QUESTION: Mayor, given the technology (OFF-MIKE) in this case, should we infer that the city probably won't announce new cases of suspected anthrax infection until they're confirmed?

GIULIANI: I don't gather what you're talking about.

QUESTION: Well, the health department was going to find out (OFF-MIKE)

GIULIANI: I assume that's right. We don't...

COHEN: We were working very closely with the CDC on the analyses of the battery of tests that were being carried out. The day before, we received information that the skin biopsy was negative. We knew at that point that it was, and we alerted the individual that it was not definitive and that we needed to get a blood test to make that confirmatory.

So we were very clear with her, and I believe she shared that information with others as well, that we did not have a definitive test without looking at a whole battery of testing that was being done, both on the skin and on the blood.

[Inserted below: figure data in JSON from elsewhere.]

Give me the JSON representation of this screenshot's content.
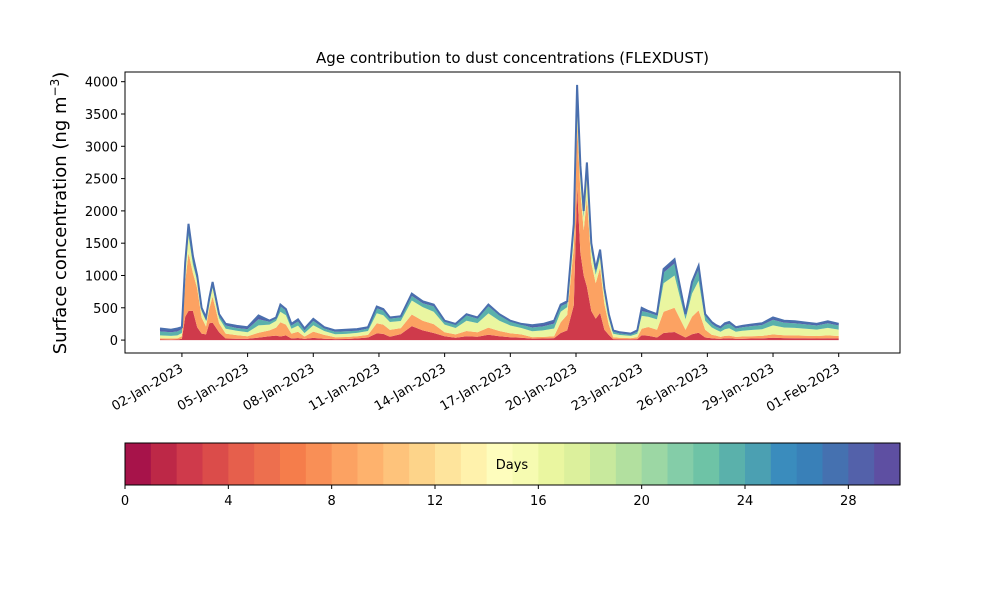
{
  "chart_data": {
    "type": "area",
    "title": "Age contribution to dust concentrations (FLEXDUST)",
    "ylabel_main": "Surface concentration (ng m",
    "ylabel_sup": "−3",
    "ylabel_end": ")",
    "xlabel": "",
    "ylim": [
      -200,
      4150
    ],
    "yticks": [
      0,
      500,
      1000,
      1500,
      2000,
      2500,
      3000,
      3500,
      4000
    ],
    "xlim": [
      -1.6,
      33.8
    ],
    "xticks": [
      {
        "day": 1,
        "label": "02-Jan-2023"
      },
      {
        "day": 4,
        "label": "05-Jan-2023"
      },
      {
        "day": 7,
        "label": "08-Jan-2023"
      },
      {
        "day": 10,
        "label": "11-Jan-2023"
      },
      {
        "day": 13,
        "label": "14-Jan-2023"
      },
      {
        "day": 16,
        "label": "17-Jan-2023"
      },
      {
        "day": 19,
        "label": "20-Jan-2023"
      },
      {
        "day": 22,
        "label": "23-Jan-2023"
      },
      {
        "day": 25,
        "label": "26-Jan-2023"
      },
      {
        "day": 28,
        "label": "29-Jan-2023"
      },
      {
        "day": 31,
        "label": "01-Feb-2023"
      }
    ],
    "x_days_since_01_Jan_2023": [
      0,
      0.5,
      0.8,
      1.0,
      1.15,
      1.3,
      1.5,
      1.7,
      1.9,
      2.1,
      2.25,
      2.4,
      2.7,
      3.0,
      3.5,
      4.0,
      4.5,
      5.0,
      5.3,
      5.5,
      5.75,
      6.0,
      6.3,
      6.6,
      7.0,
      7.5,
      8.0,
      8.5,
      9.0,
      9.5,
      9.9,
      10.2,
      10.5,
      11.0,
      11.5,
      12.0,
      12.5,
      13.0,
      13.5,
      14.0,
      14.5,
      15.0,
      15.5,
      16.0,
      16.5,
      17.0,
      17.5,
      18.0,
      18.3,
      18.6,
      18.9,
      19.05,
      19.2,
      19.35,
      19.5,
      19.7,
      19.9,
      20.1,
      20.3,
      20.5,
      20.7,
      21.0,
      21.5,
      21.8,
      22.0,
      22.3,
      22.7,
      23.0,
      23.5,
      24.0,
      24.3,
      24.6,
      24.9,
      25.2,
      25.4,
      25.6,
      25.8,
      26.0,
      26.3,
      26.6,
      27.0,
      27.5,
      28.0,
      28.5,
      29.0,
      29.5,
      30.0,
      30.5,
      31.0
    ],
    "total_concentration": [
      180,
      160,
      180,
      200,
      1200,
      1800,
      1300,
      1000,
      500,
      350,
      650,
      900,
      400,
      250,
      220,
      200,
      380,
      300,
      350,
      550,
      480,
      250,
      320,
      180,
      330,
      200,
      150,
      160,
      170,
      200,
      520,
      480,
      350,
      370,
      720,
      600,
      550,
      300,
      250,
      400,
      350,
      550,
      400,
      300,
      250,
      230,
      250,
      300,
      550,
      600,
      1800,
      3950,
      2700,
      2000,
      2750,
      1500,
      1100,
      1400,
      800,
      400,
      150,
      120,
      100,
      150,
      500,
      450,
      400,
      1100,
      1250,
      400,
      900,
      1150,
      400,
      280,
      230,
      200,
      260,
      280,
      200,
      220,
      240,
      260,
      350,
      300,
      290,
      270,
      250,
      290,
      250
    ],
    "share_by_age_bin": [
      {
        "days": [
          0,
          4
        ],
        "share": [
          0.05,
          0.05,
          0.05,
          0.1,
          0.3,
          0.25,
          0.35,
          0.2,
          0.2,
          0.25,
          0.4,
          0.3,
          0.3,
          0.1,
          0.1,
          0.1,
          0.1,
          0.2,
          0.2,
          0.1,
          0.15,
          0.1,
          0.1,
          0.1,
          0.1,
          0.1,
          0.1,
          0.1,
          0.15,
          0.2,
          0.2,
          0.2,
          0.15,
          0.25,
          0.3,
          0.25,
          0.2,
          0.2,
          0.15,
          0.15,
          0.15,
          0.15,
          0.15,
          0.15,
          0.15,
          0.1,
          0.1,
          0.1,
          0.2,
          0.25,
          0.3,
          0.6,
          0.5,
          0.5,
          0.3,
          0.3,
          0.3,
          0.3,
          0.2,
          0.2,
          0.1,
          0.1,
          0.1,
          0.1,
          0.15,
          0.15,
          0.1,
          0.1,
          0.1,
          0.1,
          0.1,
          0.1,
          0.1,
          0.1,
          0.1,
          0.1,
          0.1,
          0.1,
          0.1,
          0.1,
          0.1,
          0.1,
          0.1,
          0.1,
          0.1,
          0.1,
          0.1,
          0.1,
          0.1
        ]
      },
      {
        "days": [
          4,
          12
        ],
        "share": [
          0.1,
          0.1,
          0.1,
          0.2,
          0.45,
          0.5,
          0.45,
          0.6,
          0.5,
          0.35,
          0.35,
          0.45,
          0.35,
          0.3,
          0.25,
          0.2,
          0.2,
          0.3,
          0.35,
          0.4,
          0.35,
          0.3,
          0.3,
          0.2,
          0.3,
          0.3,
          0.2,
          0.2,
          0.2,
          0.2,
          0.3,
          0.3,
          0.3,
          0.25,
          0.25,
          0.25,
          0.25,
          0.2,
          0.2,
          0.2,
          0.2,
          0.2,
          0.2,
          0.2,
          0.2,
          0.1,
          0.1,
          0.1,
          0.3,
          0.4,
          0.5,
          0.25,
          0.35,
          0.35,
          0.5,
          0.5,
          0.5,
          0.5,
          0.5,
          0.4,
          0.2,
          0.2,
          0.2,
          0.2,
          0.2,
          0.3,
          0.3,
          0.3,
          0.3,
          0.3,
          0.3,
          0.3,
          0.3,
          0.2,
          0.2,
          0.15,
          0.15,
          0.15,
          0.15,
          0.15,
          0.15,
          0.15,
          0.15,
          0.15,
          0.15,
          0.15,
          0.15,
          0.15,
          0.15
        ]
      },
      {
        "days": [
          12,
          20
        ],
        "share": [
          0.25,
          0.25,
          0.25,
          0.25,
          0.15,
          0.15,
          0.1,
          0.12,
          0.2,
          0.25,
          0.15,
          0.15,
          0.2,
          0.3,
          0.3,
          0.3,
          0.3,
          0.3,
          0.3,
          0.3,
          0.3,
          0.3,
          0.3,
          0.3,
          0.3,
          0.3,
          0.3,
          0.3,
          0.3,
          0.3,
          0.3,
          0.3,
          0.35,
          0.3,
          0.3,
          0.35,
          0.35,
          0.4,
          0.4,
          0.4,
          0.4,
          0.4,
          0.4,
          0.4,
          0.4,
          0.4,
          0.4,
          0.4,
          0.3,
          0.2,
          0.12,
          0.08,
          0.1,
          0.1,
          0.12,
          0.12,
          0.12,
          0.12,
          0.2,
          0.25,
          0.35,
          0.35,
          0.35,
          0.35,
          0.4,
          0.35,
          0.4,
          0.4,
          0.4,
          0.4,
          0.4,
          0.4,
          0.35,
          0.4,
          0.4,
          0.4,
          0.4,
          0.4,
          0.4,
          0.4,
          0.4,
          0.4,
          0.4,
          0.4,
          0.4,
          0.4,
          0.4,
          0.4,
          0.4
        ]
      },
      {
        "days": [
          20,
          26
        ],
        "share": [
          0.35,
          0.35,
          0.35,
          0.3,
          0.07,
          0.07,
          0.07,
          0.05,
          0.07,
          0.1,
          0.07,
          0.07,
          0.1,
          0.2,
          0.2,
          0.25,
          0.25,
          0.15,
          0.1,
          0.15,
          0.15,
          0.2,
          0.2,
          0.25,
          0.2,
          0.2,
          0.25,
          0.25,
          0.2,
          0.2,
          0.15,
          0.15,
          0.15,
          0.15,
          0.1,
          0.1,
          0.15,
          0.15,
          0.2,
          0.2,
          0.2,
          0.2,
          0.2,
          0.2,
          0.2,
          0.25,
          0.25,
          0.25,
          0.15,
          0.1,
          0.05,
          0.04,
          0.03,
          0.03,
          0.05,
          0.05,
          0.05,
          0.05,
          0.07,
          0.1,
          0.2,
          0.2,
          0.2,
          0.2,
          0.15,
          0.15,
          0.15,
          0.15,
          0.15,
          0.15,
          0.15,
          0.15,
          0.2,
          0.2,
          0.2,
          0.25,
          0.25,
          0.25,
          0.25,
          0.25,
          0.25,
          0.25,
          0.25,
          0.25,
          0.25,
          0.25,
          0.25,
          0.25,
          0.25
        ]
      },
      {
        "days": [
          26,
          30
        ],
        "share": [
          0.25,
          0.25,
          0.25,
          0.15,
          0.03,
          0.03,
          0.03,
          0.03,
          0.03,
          0.05,
          0.03,
          0.03,
          0.05,
          0.1,
          0.15,
          0.15,
          0.15,
          0.05,
          0.05,
          0.05,
          0.05,
          0.1,
          0.1,
          0.15,
          0.1,
          0.1,
          0.15,
          0.15,
          0.15,
          0.1,
          0.05,
          0.05,
          0.05,
          0.05,
          0.05,
          0.05,
          0.05,
          0.05,
          0.05,
          0.05,
          0.05,
          0.05,
          0.05,
          0.05,
          0.05,
          0.15,
          0.15,
          0.15,
          0.05,
          0.05,
          0.03,
          0.02,
          0.02,
          0.02,
          0.03,
          0.03,
          0.03,
          0.03,
          0.03,
          0.05,
          0.15,
          0.15,
          0.15,
          0.15,
          0.1,
          0.05,
          0.05,
          0.05,
          0.05,
          0.05,
          0.05,
          0.05,
          0.05,
          0.1,
          0.1,
          0.1,
          0.1,
          0.1,
          0.1,
          0.1,
          0.1,
          0.1,
          0.1,
          0.1,
          0.1,
          0.1,
          0.1,
          0.1,
          0.1
        ]
      }
    ],
    "colorbar": {
      "label": "Days",
      "min": 0,
      "max": 30,
      "ticks": [
        0,
        4,
        8,
        12,
        16,
        20,
        24,
        28
      ],
      "colors": [
        "#a7134a",
        "#bd2847",
        "#cf3a4b",
        "#db4c4a",
        "#e65f4c",
        "#ed6f4e",
        "#f57d4b",
        "#f98f56",
        "#fca262",
        "#feb26d",
        "#fec37b",
        "#fdd48a",
        "#fee49c",
        "#fff2ac",
        "#fefdbd",
        "#f6fbb1",
        "#eaf6a0",
        "#dcf09c",
        "#c8e99d",
        "#b2e09f",
        "#9cd7a4",
        "#84cda8",
        "#6ec3a6",
        "#5ab1ab",
        "#4ba0b2",
        "#3a8cbd",
        "#3980b8",
        "#4571b0",
        "#5361aa",
        "#5e4fa2"
      ]
    },
    "envelope_color": "#4a6fae",
    "grid": false,
    "legend": "colorbar-bottom"
  }
}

We get a lot of people in the city now who are expressing a lot of anxiety, who may say they picked up a powder or may feel that they had some reason to believe that they had an exposure. And if we were to have a new category of suggestive that doesn't go through all the rigors of the testing that we do, I think that it would alarm too many people much too much, and it would be -- I think it would do us all much more harm that good. It would stir up anxiety instead of having good scientific basis to say whether somebody in fact is showing evidence of an infection or they're not.

BROWN: That's Neal Cohen, the New York City health commissioner, talking about all of the -- we are all learning more about medical testing and medical protocol on these sorts of things.

But, anyway, the issue was, the first test on "The New York Post" employee came back negative. Reporters wanted to though why that was. Are these tests reliable or aren't they?

I think we have all had questions like that over the last week or so -- and the doctor explaining -- and that mayor at one point explaining as well what the issues were there.